I am obsessed with egg roll wrappers. They are so versatile, I use them for appetizers, main courses and even desserts. Here's one of my newest creations that's a perfect appetizer or party food.
prep time15 Min
cook time10 Min
Ingredients For asparagus, cheese and salami egg rolls
pre cooked asparagus spears
slices low fat swiss cheese, cut into strips
rounds of thinly slice genoa salami
dijon mustard for the wrappers and egg wash
italian style bread crumbs
grated romano cheese
canola oil for frying
CREAMY MUSTARD SAUCE (OPTIONAL)
light sour cream
fresh tarragon chopped
How To Make asparagus, cheese and salami egg rolls
I microwave my asparagus with a little sea salt and a few tablespoons of water and cook until crisp tender (about 1-1/2 minutes), but you can boil or steam them, whatever you're comfortable doing. Let them cool and get ready to prepare the egg rolls.
On each of 4 egg roll wrappers give a squeeze of Dijon mustard. If you don't have a squeeze bottle, spoon on about a tsp or two.
Layer on a slice of salami, 3 spears of cooked asparagus and some Swiss cheese. Repeat 3 more times.
Roll up egg roll style and make an egg wash combining the egg, mustard (about 2 tsp) and approximately 2 T of water. Apply the egg wash and roll in bread crumb/Romano cheese mixture.
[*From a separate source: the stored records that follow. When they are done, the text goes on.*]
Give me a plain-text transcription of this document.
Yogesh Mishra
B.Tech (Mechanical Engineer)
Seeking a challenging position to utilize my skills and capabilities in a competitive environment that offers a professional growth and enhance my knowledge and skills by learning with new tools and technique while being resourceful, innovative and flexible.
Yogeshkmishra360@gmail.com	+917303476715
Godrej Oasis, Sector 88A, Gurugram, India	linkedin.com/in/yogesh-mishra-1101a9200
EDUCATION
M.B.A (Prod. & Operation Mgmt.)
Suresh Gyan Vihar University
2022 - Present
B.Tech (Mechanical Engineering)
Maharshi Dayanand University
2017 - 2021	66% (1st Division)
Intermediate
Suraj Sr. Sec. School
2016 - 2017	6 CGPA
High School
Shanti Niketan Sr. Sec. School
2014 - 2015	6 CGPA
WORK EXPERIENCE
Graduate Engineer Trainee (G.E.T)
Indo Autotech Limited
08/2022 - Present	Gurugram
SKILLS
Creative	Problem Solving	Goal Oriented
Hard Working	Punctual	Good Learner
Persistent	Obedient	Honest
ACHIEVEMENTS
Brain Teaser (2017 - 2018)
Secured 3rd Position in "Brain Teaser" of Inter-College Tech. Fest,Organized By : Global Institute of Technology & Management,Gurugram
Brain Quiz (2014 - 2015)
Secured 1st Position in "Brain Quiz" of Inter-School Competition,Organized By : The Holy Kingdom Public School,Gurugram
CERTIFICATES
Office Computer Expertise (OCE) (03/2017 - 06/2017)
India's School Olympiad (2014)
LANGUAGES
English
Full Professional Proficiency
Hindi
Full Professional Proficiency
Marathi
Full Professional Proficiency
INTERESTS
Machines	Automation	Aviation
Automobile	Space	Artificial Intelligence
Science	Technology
In large saucepan add a thin layer of oil and saute on medium heat for about 2 minutes per side (including the shallow sides) so they're brown all over. Plate and serve.
If you like a dipping sauce (I'm a sauce fanatic) combine sauce ingredients and stir to combine. Give it a taste to see if it needs a little more sour cream, vinegar or mustard and make it the way it tastes right for you. I didn't give any measurements for the sauce because everytime I make it I do it differently and it always seems to come out great.